As we prepare for the upcoming 61st Venice Biennale in 2026, I find myself still reflecting on my experience of attending the 60th Venice Biennale, Foreigners Everywhere, and think about whether or not there was a true understanding of community and what it means to invite and welcome others in. I live for a good title for artworks, collections, exhibitions, etc., and considering the state of the world at the time and where it currently stands, Foreigners Everywhere, was spot on, appropriate, and still rings relevant today. There was so much art to experience from the main pavilion to the country-specific pavilions and auxiliary exhibitions throughout Venice. I’m not sure whether the curator of the biennale, Adriano Pedrosa, realized it or not, but with so many of us descending upon the city, that in itself was a type of performance art. Since there were, in fact, Foreigners Everywhere!
But with these “foreigners everywhere”, myself included, as a Black/African-American woman, who is originally from Detroit, MI, and currently living in Albuquerque, NM, I couldn’t help but wonder about community and how we, the collective we, ended up creating various makeshift communities in order to navigate and orient ourselves in this unfamiliar city that many called home for the Biennale. And this became more and more apparent as I visited different pavilions, because there was an underlying theme of community: how does one create community? How do you invite and welcome others into where they are active and contributing members to the community? What does it mean to share my community with another? How has my community been treated by another community?

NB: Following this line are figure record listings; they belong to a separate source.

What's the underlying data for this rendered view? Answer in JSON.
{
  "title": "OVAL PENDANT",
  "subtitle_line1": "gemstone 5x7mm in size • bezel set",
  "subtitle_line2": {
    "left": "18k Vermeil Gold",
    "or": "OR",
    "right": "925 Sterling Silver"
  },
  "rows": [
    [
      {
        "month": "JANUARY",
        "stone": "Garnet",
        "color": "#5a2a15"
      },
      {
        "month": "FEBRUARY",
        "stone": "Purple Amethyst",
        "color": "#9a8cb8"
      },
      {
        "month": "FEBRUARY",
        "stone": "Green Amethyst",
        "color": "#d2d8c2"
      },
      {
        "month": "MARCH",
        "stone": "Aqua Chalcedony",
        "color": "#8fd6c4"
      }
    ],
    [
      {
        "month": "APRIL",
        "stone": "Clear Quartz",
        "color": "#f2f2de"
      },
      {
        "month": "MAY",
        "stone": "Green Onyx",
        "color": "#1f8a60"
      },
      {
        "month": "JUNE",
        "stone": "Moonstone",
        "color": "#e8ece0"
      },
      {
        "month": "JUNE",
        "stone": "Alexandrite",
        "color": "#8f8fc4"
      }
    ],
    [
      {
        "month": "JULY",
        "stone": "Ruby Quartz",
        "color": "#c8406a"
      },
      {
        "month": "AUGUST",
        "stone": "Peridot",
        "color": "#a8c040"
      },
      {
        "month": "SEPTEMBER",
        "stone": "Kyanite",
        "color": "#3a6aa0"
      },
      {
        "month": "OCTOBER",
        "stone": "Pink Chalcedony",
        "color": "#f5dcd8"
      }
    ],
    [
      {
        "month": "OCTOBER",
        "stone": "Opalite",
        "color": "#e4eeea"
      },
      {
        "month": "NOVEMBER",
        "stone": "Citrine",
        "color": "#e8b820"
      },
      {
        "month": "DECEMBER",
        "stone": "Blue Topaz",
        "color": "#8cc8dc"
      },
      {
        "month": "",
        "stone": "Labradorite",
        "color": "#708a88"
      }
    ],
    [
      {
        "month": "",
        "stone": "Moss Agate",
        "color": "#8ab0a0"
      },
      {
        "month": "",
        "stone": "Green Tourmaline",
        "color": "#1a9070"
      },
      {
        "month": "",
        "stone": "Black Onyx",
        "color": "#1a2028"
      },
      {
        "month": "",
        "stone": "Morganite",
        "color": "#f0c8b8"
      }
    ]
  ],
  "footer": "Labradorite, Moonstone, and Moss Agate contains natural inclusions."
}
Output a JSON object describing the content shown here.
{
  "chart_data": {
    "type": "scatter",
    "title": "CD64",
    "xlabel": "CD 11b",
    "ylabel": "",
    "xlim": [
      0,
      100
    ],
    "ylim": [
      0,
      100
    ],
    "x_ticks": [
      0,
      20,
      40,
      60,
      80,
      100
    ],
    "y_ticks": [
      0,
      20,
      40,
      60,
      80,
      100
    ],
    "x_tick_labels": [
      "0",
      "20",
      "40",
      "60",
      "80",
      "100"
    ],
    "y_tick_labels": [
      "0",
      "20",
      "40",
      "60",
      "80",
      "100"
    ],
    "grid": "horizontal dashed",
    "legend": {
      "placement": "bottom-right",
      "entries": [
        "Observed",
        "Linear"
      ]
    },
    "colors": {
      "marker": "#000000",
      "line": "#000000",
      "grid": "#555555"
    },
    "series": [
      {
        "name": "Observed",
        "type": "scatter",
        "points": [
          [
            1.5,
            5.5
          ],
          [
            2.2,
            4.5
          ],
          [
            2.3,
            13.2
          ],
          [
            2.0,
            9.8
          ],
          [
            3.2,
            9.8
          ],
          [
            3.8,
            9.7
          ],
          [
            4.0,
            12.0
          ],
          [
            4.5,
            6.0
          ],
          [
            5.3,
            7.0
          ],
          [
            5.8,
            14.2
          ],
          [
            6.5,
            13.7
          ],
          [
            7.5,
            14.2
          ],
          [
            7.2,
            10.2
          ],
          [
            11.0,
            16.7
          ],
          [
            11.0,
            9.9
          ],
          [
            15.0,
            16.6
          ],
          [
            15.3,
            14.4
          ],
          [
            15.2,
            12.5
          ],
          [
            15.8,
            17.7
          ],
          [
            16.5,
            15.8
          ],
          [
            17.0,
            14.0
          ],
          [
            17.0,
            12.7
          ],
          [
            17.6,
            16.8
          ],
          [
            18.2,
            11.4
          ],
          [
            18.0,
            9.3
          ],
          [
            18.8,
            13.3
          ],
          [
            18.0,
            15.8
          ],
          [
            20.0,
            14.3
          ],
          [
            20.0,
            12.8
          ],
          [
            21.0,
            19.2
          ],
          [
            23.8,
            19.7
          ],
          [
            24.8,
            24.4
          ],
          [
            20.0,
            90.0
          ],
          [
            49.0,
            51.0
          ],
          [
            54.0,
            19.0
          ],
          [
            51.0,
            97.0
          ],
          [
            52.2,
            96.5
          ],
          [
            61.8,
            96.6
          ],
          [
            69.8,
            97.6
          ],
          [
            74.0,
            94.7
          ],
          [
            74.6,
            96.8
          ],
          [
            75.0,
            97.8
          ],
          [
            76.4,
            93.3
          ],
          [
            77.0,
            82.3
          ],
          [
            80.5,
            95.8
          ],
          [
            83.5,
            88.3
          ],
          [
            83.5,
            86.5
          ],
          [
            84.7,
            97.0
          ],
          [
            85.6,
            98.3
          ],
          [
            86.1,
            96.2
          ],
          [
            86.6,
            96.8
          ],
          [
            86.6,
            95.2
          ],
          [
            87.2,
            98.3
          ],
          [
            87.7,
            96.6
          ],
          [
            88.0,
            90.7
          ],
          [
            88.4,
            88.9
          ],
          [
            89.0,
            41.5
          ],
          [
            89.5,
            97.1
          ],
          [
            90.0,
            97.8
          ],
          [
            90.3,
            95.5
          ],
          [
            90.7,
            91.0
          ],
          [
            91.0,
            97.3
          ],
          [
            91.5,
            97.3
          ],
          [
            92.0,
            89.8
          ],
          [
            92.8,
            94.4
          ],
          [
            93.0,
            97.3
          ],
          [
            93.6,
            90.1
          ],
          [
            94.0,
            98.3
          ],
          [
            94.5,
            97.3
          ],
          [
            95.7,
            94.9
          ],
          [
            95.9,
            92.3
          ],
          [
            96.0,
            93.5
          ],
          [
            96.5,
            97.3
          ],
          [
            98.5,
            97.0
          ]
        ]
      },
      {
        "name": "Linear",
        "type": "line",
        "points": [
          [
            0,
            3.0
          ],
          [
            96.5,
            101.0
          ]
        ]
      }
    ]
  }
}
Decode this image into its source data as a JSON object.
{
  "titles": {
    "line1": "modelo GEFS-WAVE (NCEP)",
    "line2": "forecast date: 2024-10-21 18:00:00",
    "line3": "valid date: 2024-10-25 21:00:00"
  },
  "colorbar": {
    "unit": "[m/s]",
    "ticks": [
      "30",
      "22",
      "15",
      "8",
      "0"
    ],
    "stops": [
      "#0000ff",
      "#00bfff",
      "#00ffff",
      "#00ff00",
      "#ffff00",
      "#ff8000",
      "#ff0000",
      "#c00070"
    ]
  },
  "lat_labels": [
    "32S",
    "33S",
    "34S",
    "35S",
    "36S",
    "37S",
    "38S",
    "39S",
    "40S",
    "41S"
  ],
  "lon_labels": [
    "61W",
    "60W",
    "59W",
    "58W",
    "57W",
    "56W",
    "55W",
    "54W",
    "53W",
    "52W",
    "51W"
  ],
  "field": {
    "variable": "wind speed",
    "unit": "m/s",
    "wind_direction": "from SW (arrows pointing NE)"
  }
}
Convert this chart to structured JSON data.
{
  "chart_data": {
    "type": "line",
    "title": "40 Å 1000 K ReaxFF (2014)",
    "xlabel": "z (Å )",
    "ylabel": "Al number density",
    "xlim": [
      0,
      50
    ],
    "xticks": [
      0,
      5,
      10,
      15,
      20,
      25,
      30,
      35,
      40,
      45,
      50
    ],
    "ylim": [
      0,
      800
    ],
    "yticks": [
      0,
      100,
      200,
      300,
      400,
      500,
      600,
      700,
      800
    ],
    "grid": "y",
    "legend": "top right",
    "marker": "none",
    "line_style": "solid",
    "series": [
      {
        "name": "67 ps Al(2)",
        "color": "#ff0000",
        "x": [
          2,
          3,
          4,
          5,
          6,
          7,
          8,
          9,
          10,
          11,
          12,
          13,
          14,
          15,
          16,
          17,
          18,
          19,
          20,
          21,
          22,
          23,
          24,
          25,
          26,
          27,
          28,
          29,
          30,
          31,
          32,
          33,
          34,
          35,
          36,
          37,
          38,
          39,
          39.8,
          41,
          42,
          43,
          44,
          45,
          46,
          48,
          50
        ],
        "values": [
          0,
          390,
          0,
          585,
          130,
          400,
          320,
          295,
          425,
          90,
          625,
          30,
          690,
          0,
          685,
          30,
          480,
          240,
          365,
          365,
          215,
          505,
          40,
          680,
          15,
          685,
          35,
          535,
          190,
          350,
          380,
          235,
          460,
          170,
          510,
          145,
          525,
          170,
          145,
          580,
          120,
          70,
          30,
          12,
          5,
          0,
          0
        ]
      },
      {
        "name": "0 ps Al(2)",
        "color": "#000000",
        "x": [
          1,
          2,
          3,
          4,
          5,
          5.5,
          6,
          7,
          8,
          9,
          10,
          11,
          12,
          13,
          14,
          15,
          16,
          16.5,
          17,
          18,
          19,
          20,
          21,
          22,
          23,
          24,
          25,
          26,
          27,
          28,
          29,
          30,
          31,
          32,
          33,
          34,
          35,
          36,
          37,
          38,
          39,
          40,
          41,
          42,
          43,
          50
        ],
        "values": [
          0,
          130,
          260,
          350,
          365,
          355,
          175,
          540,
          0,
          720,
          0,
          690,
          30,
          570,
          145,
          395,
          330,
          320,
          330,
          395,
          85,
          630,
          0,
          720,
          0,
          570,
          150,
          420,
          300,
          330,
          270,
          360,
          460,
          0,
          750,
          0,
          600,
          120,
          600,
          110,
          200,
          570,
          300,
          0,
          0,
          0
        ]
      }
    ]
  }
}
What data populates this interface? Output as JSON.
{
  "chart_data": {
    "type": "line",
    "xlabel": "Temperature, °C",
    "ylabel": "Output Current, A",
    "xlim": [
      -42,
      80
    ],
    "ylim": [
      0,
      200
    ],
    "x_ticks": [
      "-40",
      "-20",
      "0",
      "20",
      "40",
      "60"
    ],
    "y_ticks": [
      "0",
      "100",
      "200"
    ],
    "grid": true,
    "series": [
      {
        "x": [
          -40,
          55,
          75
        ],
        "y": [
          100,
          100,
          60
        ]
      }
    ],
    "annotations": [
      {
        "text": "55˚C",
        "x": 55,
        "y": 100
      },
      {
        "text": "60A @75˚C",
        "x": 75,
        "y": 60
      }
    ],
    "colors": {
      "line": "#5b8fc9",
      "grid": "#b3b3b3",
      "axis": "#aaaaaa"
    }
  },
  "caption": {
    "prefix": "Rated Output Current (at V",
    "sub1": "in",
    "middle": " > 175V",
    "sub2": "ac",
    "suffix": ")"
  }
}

Or how do I entrust my community to another? Will they handle it with care? Will it be idolized or fetishized? Do I know what it means to be in community? Can I share my failures and lessons learned in community building and engagement?
For some pavilions, it ranged from falling flat to being aspirational. To me, it seemed that the artists loved the idea of community but hadn’t truly been in community. Which makes sense, because in today’s world, community is one of the most overused, least understood, idealized, and fantasized by the society majority. Groups of people in one space, physical or in the digital space, does not a community make. Community requires active participation and engagement. Collective and individual responsibility and accountability for ourselves.
Then you had others who were able to successfully share their community with the world, but in a way that respects their culture and heritage. This was done by creating a brief makeshift community, by inviting individuals who are foreigners to the community, where they feel as if they belong to that community in that moment. There was an intentional effort and space made for them to do so. Intentionality is a crucial element when cultivating and sustaining community. An example of this is the U.S. Pavilion, Jeffrey Gibson, the space in which to place me. Gibson was intentional in honoring the culture of Indigenous communities in the United States, while also addressing the notion that many consider these Indigenous communities to be non-existent or exist in the imagination of Western films and television shows, or that they have never been in Venice. Gibson invited Indigenous dancers, artists, poets, and musicians from different tribes to be a part of the space in which to place me. The artist continued expanding this community by inviting and welcoming visitors to the Venice Biennale to participate in dances and encouraged them to take up space in designated areas meant to do so, while also respecting those they are in community with.
The Australian Pavilion also excelled in this area by showing the impacts and what happens when a community is not treated well, honored, or respected. This was done in the pavilion’s artist, Archie Moore’s work, kith and kin, an expansive, illustrative genealogical chart that spans over 65,000 years, referencing his multicultural heritage, that takes audiences through a journey of history, colonization, identity, community, and our understanding of time.
As a way to show solidarity with another community, the Dutch Pavilion presented work from the Congolese collective, Cercle d’Art des Travailleurs de Plantation Congolasie, which focused on the regeneration and cultivation of Lusanga in the Democratic Republic of the Congo, through works made from sugar, which is of importance considering the first Anglo-Dutch plantation of Unilever was built there.
This demonstrates how one community can acknowledge past harm to another and take action to make a change. In this instance, due to the visibility of this work, the collective was able to take the proceeds from the sales of the works in the exhibition to regain more than 200 hectares of land that was a former plantation. The Dutch Pavilion used this moment as an opportunity to show solidarity with the community of Listanga, stepping aside for them to have a platform to share and address their issues with the global community.
With the title of the 60th Venice Biennale at the top of mind, for me, especially in these times, brought up questions about how can we engage with communities that aren’t our own. What does it mean to be in a global community? What does it mean to be an active and engaged participant in a community? How do we re-learn how to be in a healthy community with ourselves and one another? How can we learn from previous generations and not continue the legacy of harm, displacement, destruction of communal knowledge, and erasure of communities that we are and aren’t a part of? But we all have to start from somewhere, especially when it isn’t innate to us, right?